We introduced a net-new map view that allowed dealerships to visually draw geofences and assign them to specific service vans, helping organize territories with clarity and flexibility. Layered with real-time technician location tracking, this feature empowered advisors to make faster decisions, reduce overlap, and optimize technician coverage across their service areas.
Deliver
2.3m
experiences with 4,300 Mobile Service Units on the road
Launch
513
dealers by the end of the year
Above
2.15+
Mobile Service Reservations per Van per Day, exceeding the national average
Secured alignment that a map feature was critical to meeting KPIs and business goals. This included pushing back on initial pressure to jump straight into development, and instead convincing stakeholders that user testing was necessary to validate assumptions before investing engineering effort.
Conducted four dealer usability tests with lo-fi map views, drawing competitive benchmarking from Strava, Lyft, and BizzyCar. These sessions simulated real scheduling scenarios to uncover how advisors assign and manage mobile service vans.
Dealer feedback confirmed the need for clarity and flexibility when assigning technicians. These insights shaped high-fidelity designs, ensuring the geofence solution directly supported advisor decision-making.

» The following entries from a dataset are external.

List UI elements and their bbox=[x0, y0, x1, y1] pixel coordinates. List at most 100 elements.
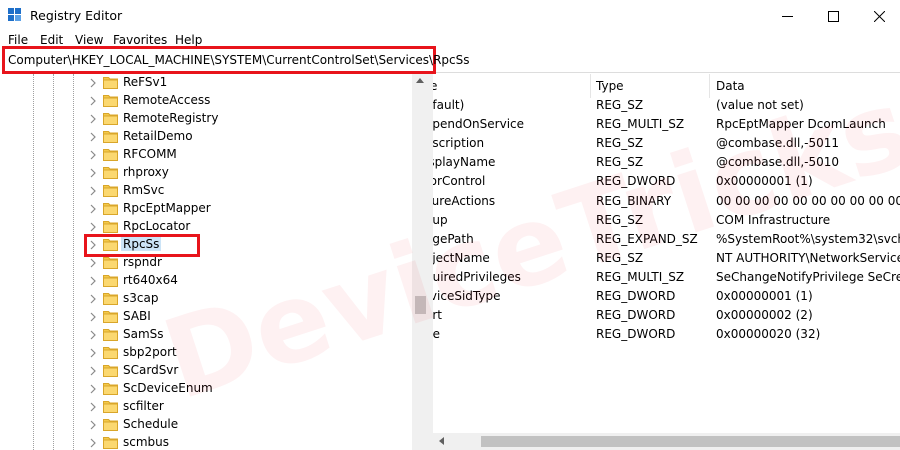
tree-item[interactable]: rspndr bbox=[0, 254, 412, 272]
value-row[interactable]: ilureActions REG_BINARY 00 00 00 00 00 00 … bbox=[433, 193, 900, 212]
scroll-left-icon[interactable] bbox=[439, 437, 444, 445]
value-row[interactable]: rorControl REG_DWORD 0x00000001 (1) bbox=[433, 173, 900, 192]
tree-item[interactable]: SamSs bbox=[0, 326, 412, 344]
folder-icon bbox=[103, 221, 118, 233]
chevron-right-icon[interactable] bbox=[88, 114, 98, 124]
value-data: @combase.dll,-5011 bbox=[716, 136, 840, 151]
menu-favorites[interactable]: Favorites bbox=[113, 33, 167, 47]
chevron-right-icon[interactable] bbox=[88, 78, 98, 88]
chevron-right-icon[interactable] bbox=[88, 330, 98, 340]
value-row[interactable]: rviceSidType REG_DWORD 0x00000001 (1) bbox=[433, 288, 900, 307]
column-header-type[interactable]: Type bbox=[596, 79, 624, 93]
registry-tree[interactable]: ReFSv1 RemoteAccess RemoteRegistry RetailDe… bbox=[0, 74, 429, 450]
folder-icon bbox=[103, 347, 118, 359]
tree-item[interactable]: rt640x64 bbox=[0, 272, 412, 290]
column-divider[interactable] bbox=[709, 74, 710, 98]
chevron-right-icon[interactable] bbox=[88, 348, 98, 358]
tree-item[interactable]: ScDeviceEnum bbox=[0, 380, 412, 398]
value-row[interactable]: art REG_DWORD 0x00000002 (2) bbox=[433, 307, 900, 326]
chevron-right-icon[interactable] bbox=[88, 96, 98, 106]
tree-item-label: RFCOMM bbox=[123, 147, 177, 161]
menu-help[interactable]: Help bbox=[175, 33, 202, 47]
tree-item-label: scmbus bbox=[123, 435, 170, 449]
value-name: agePath bbox=[433, 231, 474, 246]
value-row[interactable]: quiredPrivileges REG_MULTI_SZ SeChangeNoti… bbox=[433, 269, 900, 288]
value-type: REG_DWORD bbox=[596, 327, 676, 342]
tree-item-label: rspndr bbox=[123, 255, 162, 269]
value-data: 00 00 00 00 00 00 00 00 00 00 00 00 00 0… bbox=[716, 193, 900, 208]
tree-item[interactable]: RFCOMM bbox=[0, 146, 412, 164]
value-row[interactable]: isplayName REG_SZ @combase.dll,-5010 bbox=[433, 154, 900, 173]
scrollbar-thumb[interactable] bbox=[481, 436, 900, 447]
value-row[interactable]: escription REG_SZ @combase.dll,-5011 bbox=[433, 135, 900, 154]
chevron-right-icon[interactable] bbox=[88, 132, 98, 142]
chevron-right-icon[interactable] bbox=[88, 222, 98, 232]
chevron-right-icon[interactable] bbox=[88, 258, 98, 268]
tree-item[interactable]: RemoteAccess bbox=[0, 92, 412, 110]
tree-item[interactable]: SABI bbox=[0, 308, 412, 326]
scroll-up-icon[interactable] bbox=[416, 78, 424, 83]
chevron-right-icon[interactable] bbox=[88, 312, 98, 322]
chevron-right-icon[interactable] bbox=[88, 402, 98, 412]
tree-item[interactable]: RpcEptMapper bbox=[0, 200, 412, 218]
chevron-right-icon[interactable] bbox=[88, 366, 98, 376]
tree-item[interactable]: sbp2port bbox=[0, 344, 412, 362]
chevron-right-icon[interactable] bbox=[88, 420, 98, 430]
value-row[interactable]: pe REG_DWORD 0x00000020 (32) bbox=[433, 326, 900, 345]
column-header-data[interactable]: Data bbox=[716, 79, 745, 93]
folder-icon bbox=[103, 293, 118, 305]
tree-item[interactable]: RetailDemo bbox=[0, 128, 412, 146]
chevron-right-icon[interactable] bbox=[88, 150, 98, 160]
tree-item[interactable]: SCardSvr bbox=[0, 362, 412, 380]
tree-item[interactable]: s3cap bbox=[0, 290, 412, 308]
folder-icon bbox=[103, 275, 118, 287]
tree-item[interactable]: RmSvc bbox=[0, 182, 412, 200]
tree-item[interactable]: scfilter bbox=[0, 398, 412, 416]
values-horizontal-scrollbar[interactable] bbox=[433, 433, 900, 450]
address-path: Computer\HKEY_LOCAL_MACHINE\SYSTEM\Curre… bbox=[8, 53, 470, 67]
chevron-right-icon[interactable] bbox=[88, 186, 98, 196]
value-name: rviceSidType bbox=[433, 289, 501, 303]
minimize-button[interactable] bbox=[764, 0, 810, 32]
chevron-right-icon[interactable] bbox=[88, 384, 98, 394]
tree-item-label: sbp2port bbox=[123, 345, 177, 359]
tree-item-label: RemoteAccess bbox=[123, 93, 211, 107]
maximize-button[interactable] bbox=[810, 0, 856, 32]
chevron-right-icon[interactable] bbox=[88, 204, 98, 214]
close-button[interactable] bbox=[856, 0, 900, 32]
scrollbar-thumb[interactable] bbox=[415, 296, 426, 314]
value-name: art bbox=[433, 308, 442, 323]
tree-item[interactable]: ReFSv1 bbox=[0, 74, 412, 92]
tree-item-label: RetailDemo bbox=[123, 129, 193, 143]
value-row[interactable]: oup REG_SZ COM Infrastructure bbox=[433, 212, 900, 231]
menu-edit[interactable]: Edit bbox=[40, 33, 63, 47]
value-data: (value not set) bbox=[716, 98, 804, 112]
tree-item[interactable]: scmbus bbox=[0, 434, 412, 450]
value-row[interactable]: efault) REG_SZ (value not set) bbox=[433, 97, 900, 116]
menu-view[interactable]: View bbox=[75, 33, 103, 47]
chevron-right-icon[interactable] bbox=[88, 438, 98, 448]
menu-file[interactable]: File bbox=[8, 33, 28, 47]
chevron-right-icon[interactable] bbox=[88, 276, 98, 286]
folder-icon bbox=[103, 419, 118, 431]
tree-item[interactable]: Schedule bbox=[0, 416, 412, 434]
value-row[interactable]: ependOnService REG_MULTI_SZ RpcEptMapper D… bbox=[433, 116, 900, 135]
tree-item[interactable]: rhproxy bbox=[0, 164, 412, 182]
tree-item[interactable]: RemoteRegistry bbox=[0, 110, 412, 128]
column-divider[interactable] bbox=[590, 74, 591, 98]
values-list[interactable]: e Type Data efault) REG_SZ (value not set)… bbox=[433, 74, 900, 450]
tree-item-label: SABI bbox=[123, 309, 151, 323]
value-data: SeChangeNotifyPrivilege SeCreateGl bbox=[716, 269, 900, 284]
value-row[interactable]: ojectName REG_SZ NT AUTHORITY\NetworkServi… bbox=[433, 250, 900, 269]
chevron-right-icon[interactable] bbox=[88, 294, 98, 304]
address-bar[interactable]: Computer\HKEY_LOCAL_MACHINE\SYSTEM\Curre… bbox=[2, 46, 470, 74]
tree-vertical-scrollbar[interactable] bbox=[412, 74, 429, 450]
title-bar: Registry Editor bbox=[0, 0, 900, 32]
tree-item-label: RemoteRegistry bbox=[123, 111, 219, 125]
column-header-name[interactable]: e bbox=[433, 79, 437, 93]
chevron-right-icon[interactable] bbox=[88, 168, 98, 178]
value-type: REG_BINARY bbox=[596, 193, 672, 208]
value-row[interactable]: agePath REG_EXPAND_SZ %SystemRoot%\system3… bbox=[433, 231, 900, 250]
tree-item[interactable]: RpcSs bbox=[0, 236, 412, 254]
tree-item[interactable]: RpcLocator bbox=[0, 218, 412, 236]
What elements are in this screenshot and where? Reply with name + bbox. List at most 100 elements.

For early testing, I created lo-fi map views that focused on layout and functionality while keeping the interface simple. I made the conscious decision to keep these comps in color, as it was essential for dealers to quickly read and comprehend the data on the map. Color coding helped differentiate technicians, routes, and coverage areas, making it easier to simulate real-world scheduling scenarios.
This approach ensured that feedback captured both usability and the effectiveness of visual cues, which informed the next stage of high-fidelity design. It also reinforced stakeholder confidence that our testing would generate actionable insights before committing engineering resources.
One of the challenges I faced as a designer was our Pega development system being inflexible when it came to designing custom components. This meant we couldn’t immediately deliver the route optimization feature dealers strongly requested during testing.
Collaborating with product and engineering, we prioritized releasing an MVP that focused on clarity and usability, while continuing to explore technical pathways for optimization. This feature remains a key item under consideration for future iterations, and I’ve documented dealer feedback to ensure their needs are represented as we evolve the solution.
Dealer feedback reinforced the importance of designing for real-world workflows, not assumptions. Keeping adoption top-of-mind helped guide design decisions throughout the project.
Platform limitations required pivoting features like route optimization. Collaborating closely with product and engineering allowed us to deliver an MVP while documenting enhancements for future iterations.
The GeoFence feature continues to evolve. Next steps include exploring technical solutions for optimization, expanding usability testing, and measuring adoption and efficiency once the feature is live.